Wednesday, December 24, 2008

a different tune this christmas.

like a lot of people, christmas is one of my favorite times of the year. every year i've spent christmas in chicago with my family. i can always count on there being at least three feet of snow on the ground. i've never missed a christmas eve service at the church i grew up in. and watching christmas vacation is a must. there are so many things that i look forward to doing upon returning to illinois.

this year is the same. there's snow on the ground, my family is all here, i'm headed to church tonight, and tomorrow we'll all be on the floor laughing at clark griswald as he attempts to capture a squirrel that escapes in his house.

plus there's a bonus this year... my husband is here to join us. what joy that brings to my heart.

despite everything wonderful that occurs this time of year, there's a saddness that continues to linger over myself and my family...

january 7th my dad will be going back into the hospital, but this time instead of receiving just chemotheropy, he will also be receiving a stem cell transplant. diagnosed last march, he has been in remission from leukemia since august. and because there is no cure of leukemia, it's not a matter of if it will come back, but when. a stem cell transplant is our only hope of a possible cure.
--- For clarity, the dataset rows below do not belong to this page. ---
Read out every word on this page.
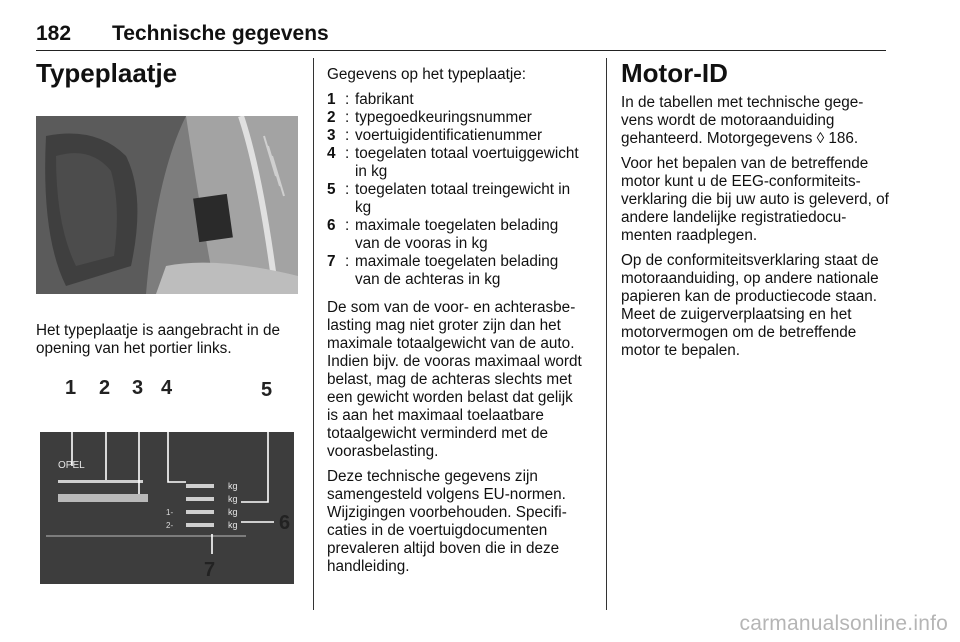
182 Technische gegevens
Typeplaatje

Het typeplaatje is aangebracht in de opening van het portier links.

OPEL
1-
2-
kg
kg
kg
kg
1 2 3 4	5
6
7

Gegevens op het typeplaatje:

1 : fabrikant
2 : typegoedkeuringsnummer
3 : voertuigidentificatienummer
4 : toegelaten totaal voertuiggewicht in kg
5 : toegelaten totaal treingewicht in kg
6 : maximale toegelaten belading van de vooras in kg
7 : maximale toegelaten belading van de achteras in kg

De som van de voor- en achterasbelasting mag niet groter zijn dan het maximale totaalgewicht van de auto. Indien bijv. de vooras maximaal wordt belast, mag de achteras slechts met een gewicht worden belast dat gelijk is aan het maximaal toelaatbare totaalgewicht verminderd met de voorasbelasting.

Deze technische gegevens zijn samengesteld volgens EU-normen. Wijzigingen voorbehouden. Specificaties in de voertuigdocumenten prevaleren altijd boven die in deze handleiding.

Motor-ID

In de tabellen met technische gegevens wordt de motoraanduiding gehanteerd. Motorgegevens ◊ 186.

Voor het bepalen van de betreffende motor kunt u de EEG-conformiteitsverklaring die bij uw auto is geleverd, of andere landelijke registratiedocumenten raadplegen.

Op de conformiteitsverklaring staat de motoraanduiding, op andere nationale papieren kan de productiecode staan. Meet de zuigerverplaatsing en het motorvermogen om de betreffende motor te bepalen.

carmanualsonline.info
doctors say there is a high chance of success from the procedure; yet there is still that fear that hangs over our heads.

christmas is different this year.
fear. uncertainty. uneasiness.

but with fear, i will remain hopeful and coinfident that my God will come through. whatever that statment means... 'God coming through'. i will continue to believe that He is receiving all the glory that He deserves, no matter the circumstance. and i am most certainly thankful that my father has a close and personal relationship with the King.
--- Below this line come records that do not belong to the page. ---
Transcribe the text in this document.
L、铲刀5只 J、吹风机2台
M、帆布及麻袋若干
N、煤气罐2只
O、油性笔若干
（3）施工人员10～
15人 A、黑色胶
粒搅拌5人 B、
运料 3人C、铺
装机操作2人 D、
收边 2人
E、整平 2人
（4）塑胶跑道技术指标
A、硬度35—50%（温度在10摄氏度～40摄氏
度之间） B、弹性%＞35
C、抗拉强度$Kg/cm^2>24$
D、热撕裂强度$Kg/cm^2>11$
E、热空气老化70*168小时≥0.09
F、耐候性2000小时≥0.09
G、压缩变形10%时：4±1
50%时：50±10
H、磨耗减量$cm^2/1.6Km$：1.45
christmas is different this year... no, christmas feels different this year. but my God and His sacrifice remains the same.

hallelujah.

Tuesday, December 02, 2008

falling hard after Love.

i stand, facing a King who forever forgives;
i stand, staring deeply into the eyes of the One who saved my life;
i stand, unaware of the pain that He feels so deeply in his heart;
i stand, watching tears fall from His face.

i cannot stand any longer.

dropping to my knees i become restless and weak;
i hear His cries for the nations and His hopes for the world;
i cannot stand to see His heart break any longer;
i cannot stand to watch a King release His painful agony.

yet i am reminded of Truth...

i am falling hard after Love,
and abundant joy has captured my heart.